Analysis of molecular responses to chronic stress using RNA-seq uncovers dramatic effects on the transcriptome that are fundamentally distinct from the well-characterized, acute heat shock response (HSR). While a large portion of the genome is differentially expressed ≥ 4-fold after 48 h at 28 °C, the only major class of oogenesis-associated genes affected is the vitellogenin gene family that encodes for yolk proteins (YPs). Whereas YP mRNAs decrease, the proteins accumulate and mislocalize in the pseudocoelomic space as early as 6 h, well before reproduction declines. A trafficking defect in a second, unrelated fluorescent reporter and a decrease in pre-synaptic neuronal signaling indicate that the YP mislocalization is caused by a generalized defect in endocytosis. Molecular chaperones are involved in both endocytosis and refolding damaged proteins. Decreasing levels of the major HSP70 chaperone, HSP-1, causes similar YP trafficking defects in the absence of stress. Conversely, increasing chaperone levels through overexpression of the transcription factor HSF-1 rescues YP trafficking and restores neuronal signaling.
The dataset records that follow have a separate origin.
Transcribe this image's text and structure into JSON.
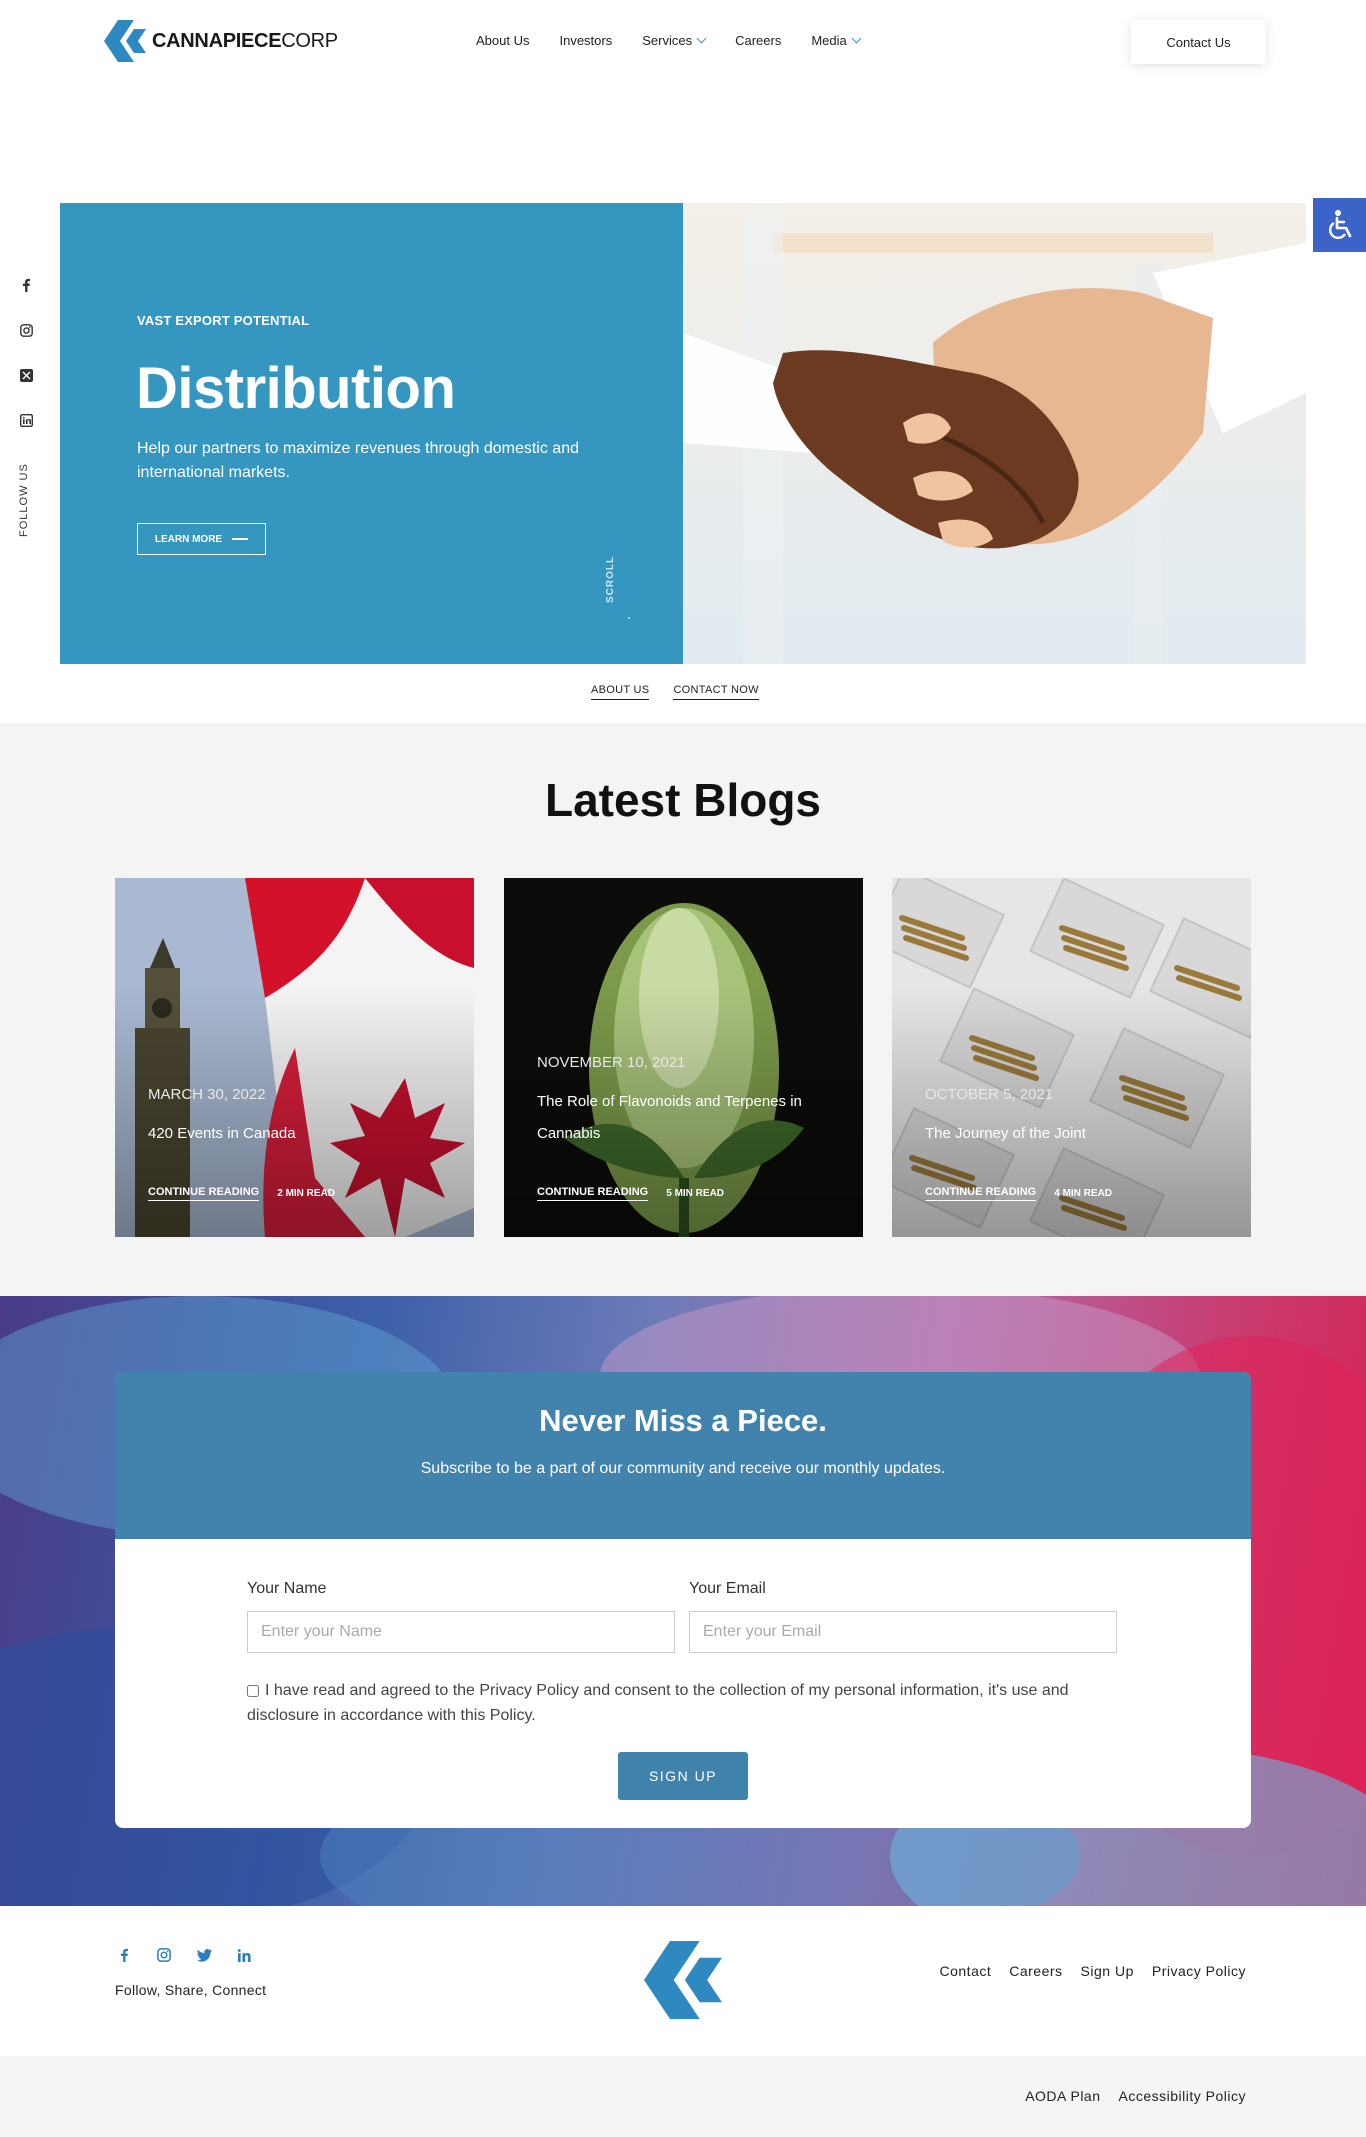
{
  "brand": {
    "name_bold": "CANNAPIECE",
    "name_light": "CORP",
    "color": "#2e89c0"
  },
  "nav": {
    "items": [
      {
        "label": "About Us",
        "dropdown": false
      },
      {
        "label": "Investors",
        "dropdown": false
      },
      {
        "label": "Services",
        "dropdown": true
      },
      {
        "label": "Careers",
        "dropdown": false
      },
      {
        "label": "Media",
        "dropdown": true
      }
    ],
    "contact_label": "Contact Us"
  },
  "accessibility": {
    "icon": "wheelchair-icon",
    "color": "#3c63c7"
  },
  "side_social": {
    "icons": [
      "facebook-icon",
      "instagram-icon",
      "x-twitter-icon",
      "linkedin-icon"
    ],
    "follow_label": "FOLLOW US"
  },
  "hero": {
    "eyebrow": "VAST EXPORT POTENTIAL",
    "title": "Distribution",
    "description": "Help our partners to maximize revenues through domestic and international markets.",
    "cta_label": "LEARN MORE",
    "scroll_label": "SCROLL",
    "panel_color": "#3596c0"
  },
  "under_hero_links": {
    "about": "ABOUT US",
    "contact": "CONTACT NOW"
  },
  "blogs": {
    "title": "Latest Blogs",
    "cards": [
      {
        "date": "MARCH 30, 2022",
        "title": "420 Events in Canada",
        "cta": "CONTINUE READING",
        "read_time": "2 MIN READ"
      },
      {
        "date": "NOVEMBER 10, 2021",
        "title": "The Role of Flavonoids and Terpenes in Cannabis",
        "cta": "CONTINUE READING",
        "read_time": "5 MIN READ"
      },
      {
        "date": "OCTOBER 5, 2021",
        "title": "The Journey of the Joint",
        "cta": "CONTINUE READING",
        "read_time": "4 MIN READ"
      }
    ]
  },
  "subscribe": {
    "title": "Never Miss a Piece.",
    "description": "Subscribe to be a part of our community and receive our monthly updates.",
    "name_label": "Your Name",
    "name_placeholder": "Enter your Name",
    "email_label": "Your Email",
    "email_placeholder": "Enter your Email",
    "consent": "I have read and agreed to the Privacy Policy and consent to the collection of my personal information, it's use and disclosure in accordance with this Policy.",
    "button": "SIGN UP",
    "header_color": "#4183ad"
  },
  "footer": {
    "social_icons": [
      "facebook-icon",
      "instagram-icon",
      "twitter-icon",
      "linkedin-icon"
    ],
    "follow_text": "Follow, Share, Connect",
    "links": [
      "Contact",
      "Careers",
      "Sign Up",
      "Privacy Policy"
    ],
    "bottom_links": [
      "AODA Plan",
      "Accessibility Policy"
    ]
  }
}
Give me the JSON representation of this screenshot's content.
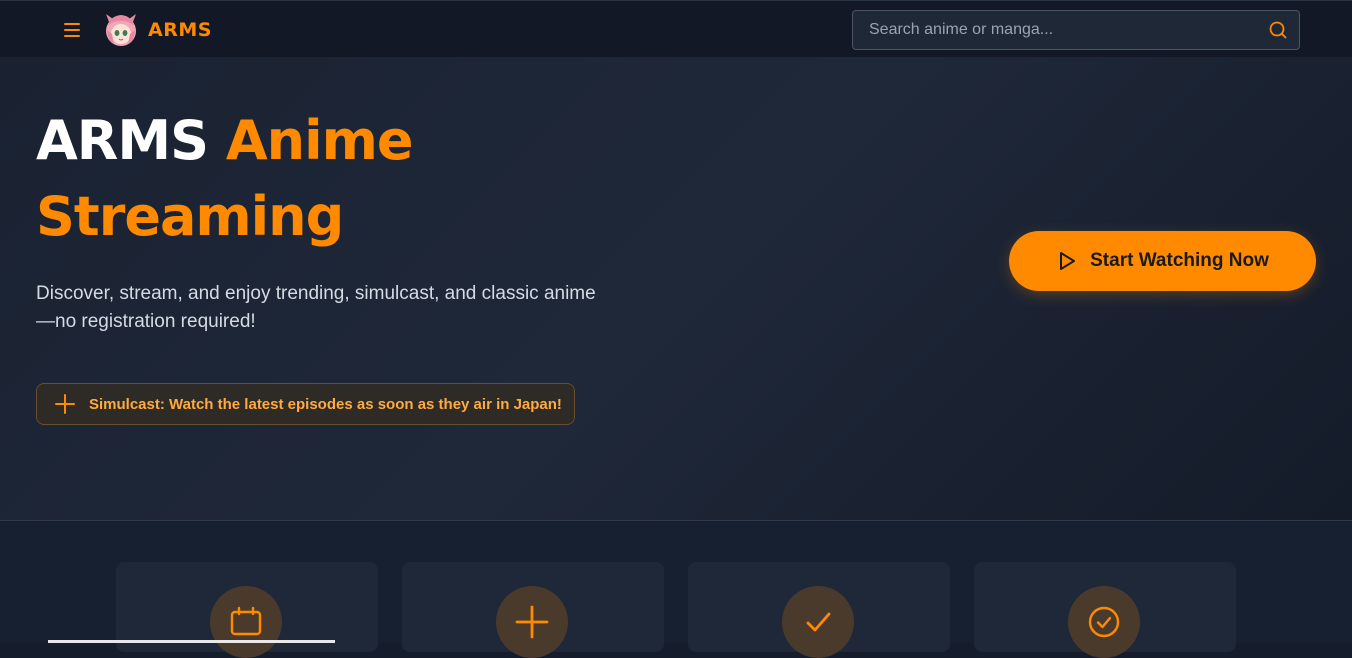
{
  "header": {
    "menu_icon": "hamburger-menu-icon",
    "brand": "ARMS",
    "search": {
      "placeholder": "Search anime or manga...",
      "value": ""
    }
  },
  "hero": {
    "title_white": "ARMS",
    "title_orange": "Anime Streaming",
    "description": "Discover, stream, and enjoy trending, simulcast, and classic anime—no registration required!",
    "simulcast_notice": "Simulcast: Watch the latest episodes as soon as they air in Japan!",
    "cta_label": "Start Watching Now"
  },
  "features": {
    "icons": [
      "calendar-icon",
      "plus-icon",
      "check-icon",
      "check-circle-icon"
    ]
  },
  "colors": {
    "accent": "#ff8a00",
    "background": "#151c2b",
    "header": "#121826"
  }
}
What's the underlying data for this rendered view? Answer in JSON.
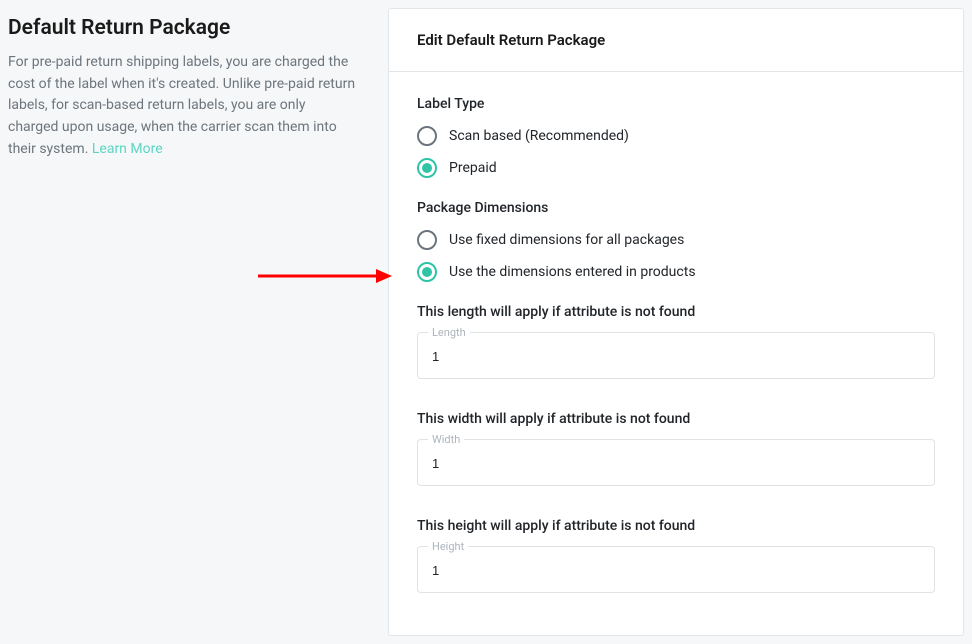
{
  "left": {
    "title": "Default Return Package",
    "description": "For pre-paid return shipping labels, you are charged the cost of the label when it's created. Unlike pre-paid return labels, for scan-based return labels, you are only charged upon usage, when the carrier scan them into their system. ",
    "learn_more": "Learn More"
  },
  "panel": {
    "title": "Edit Default Return Package"
  },
  "label_type": {
    "heading": "Label Type",
    "options": {
      "scan": "Scan based (Recommended)",
      "prepaid": "Prepaid"
    }
  },
  "dimensions": {
    "heading": "Package Dimensions",
    "options": {
      "fixed": "Use fixed dimensions for all packages",
      "product": "Use the dimensions entered in products"
    }
  },
  "fields": {
    "length": {
      "desc": "This length will apply if attribute is not found",
      "label": "Length",
      "value": "1"
    },
    "width": {
      "desc": "This width will apply if attribute is not found",
      "label": "Width",
      "value": "1"
    },
    "height": {
      "desc": "This height will apply if attribute is not found",
      "label": "Height",
      "value": "1"
    }
  }
}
These data implicate chaperone titration during chronic stress as a molecular mechanism contributing to endocytic defects that influence multiple aspects of organismal physiology. Notably, HSF-1 overexpression improves recovery of viable offspring after exposure to stress. These findings provide important molecular insights into understanding organismal responses to temperature stress as well as phenotypes associated with chronic protein misfolding.
温度在各个层面上影响着生物学,从改变生化反应的速率到决定整个生态系统的可持续性。虽然长时间暴露在高温下会影响到对人类健康、农业和生态至关重要的生物体表型,但驱动这些反应的分子机制在很大程度上仍未得到探索。延长的温和温度应激(在 28°C 下持续 48 小时)已被证明会抑制秀丽隐杆线虫的繁殖,而不会显著影响其运动能力或活力。
使用 RNA-seq 分析对慢性应激的分子反应,揭示了对转录组的巨大影响,这些影响与特征明显的急性热休克反应(HSR)截然不同。虽然在 28°C 下持续 48 小时后,基因组的很大一部分表达差异≥4 倍,但受影响的主要卵发生相关基因家族仅为卵黄蛋白基因家族,该家族编码卵黄蛋白(YPs)。尽管 YP mRNAs 减少,但蛋白质在繁殖开始下降之前很早就开始在假体腔空间中积累和错误定位,最早在 6 小时时就可以观察到这种情况。第二个不相关的荧光报告基因的运输缺陷和前突触神经元信号的减少表明,YP 的错误定位是由内吞作用的普遍缺陷引起的。分子伴侣参与内吞作用和重折叠受损蛋白。主要 HSP70 伴侣 HSP-1 的水平降低会在没有应激的情况下导致类似的 YP 运输缺陷。相反,通过过度表达转录因子 HSF-1 增加伴侣蛋白的水平可挽救 YP 运输并恢复神经元信号。
这些数据表明,慢性应激过程中的伴侣蛋白滴定是导致影响生物体生理多个方面的内吞缺陷的分子机制之一。值得注意的是,HSF-1 的过表达可改善暴露于应激后存活后代的恢复。这些发现为理解生物体对温度应激的反应以及与慢性蛋白质错误折叠相关的表型提供了重要的分子见解。